I don’t know how to write a sestina,
Not really, but already I know this:
“Sestina” is not the word you want
To end a line with. Seriously, look,
How many different ways can it be used?
I think I’m going to regret this choice.
And while we’re on the topic, how much choice
Is left once you’ve begun a sestina?
When every line must end with words you’ve used
Already, is there any art in this?
Check stanza one, line four. No, really: Look!
You see? It doesn’t matter what I want.
So, what’s the point? I guess, in part, I want
A challenge. Every day I make the choice
To keep this streak alive, which means I look
For topics everywhere. A sestina
Is harder than a sonnet, and if this
Does nothing else, it’s one more form I’ve used.
The brain, just like a muscle, must be used
With regularity unless you want
Your skills to atrophy, so think of this
As calisthenics or road work, your choice.

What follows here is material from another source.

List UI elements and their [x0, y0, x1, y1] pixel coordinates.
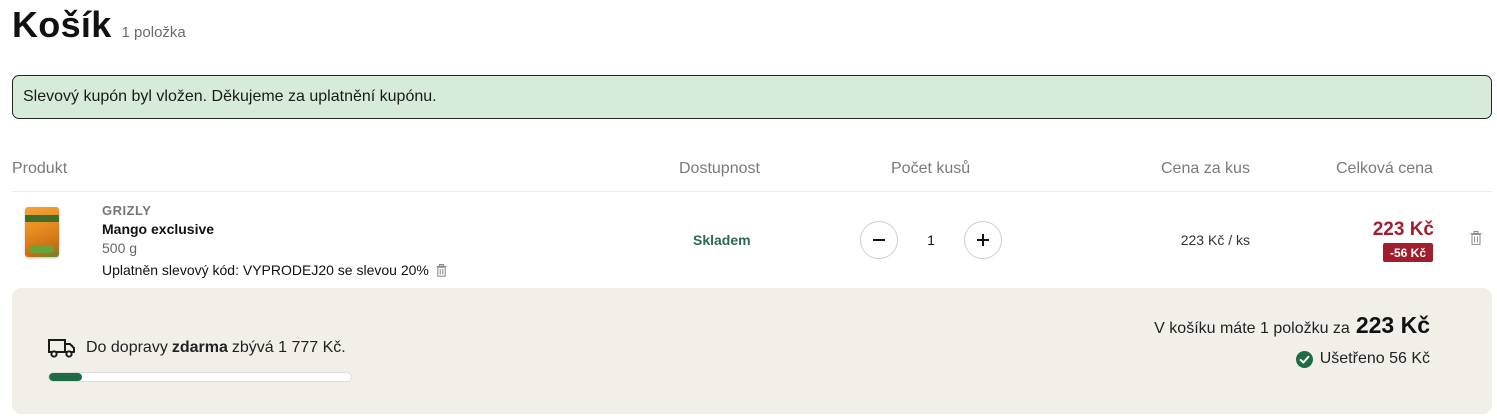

I’m sweating as I write this sestina,
And trust me, it is not a manly look.
Most “gimmick” forms don’t get a second look
From me (although I will admit I’ve used
My share of haikus), and a sestina
Requires more commitment than I want
To give most nights, but having made the choice
To try it out, I’m glad I tackled this.
As Billy Collins said, a verse like this
Can yield surprises. If it has to look
Or sound a certain way, the poet’s choice
Of words are thus constrained, yet those he’s used
Gain power in the process. If you want
Six bad-ass words, then write a sestina.
Is this the end already? I’m not used
To tercets. Do they look like this? I want
To not regret my choice…damned sestina.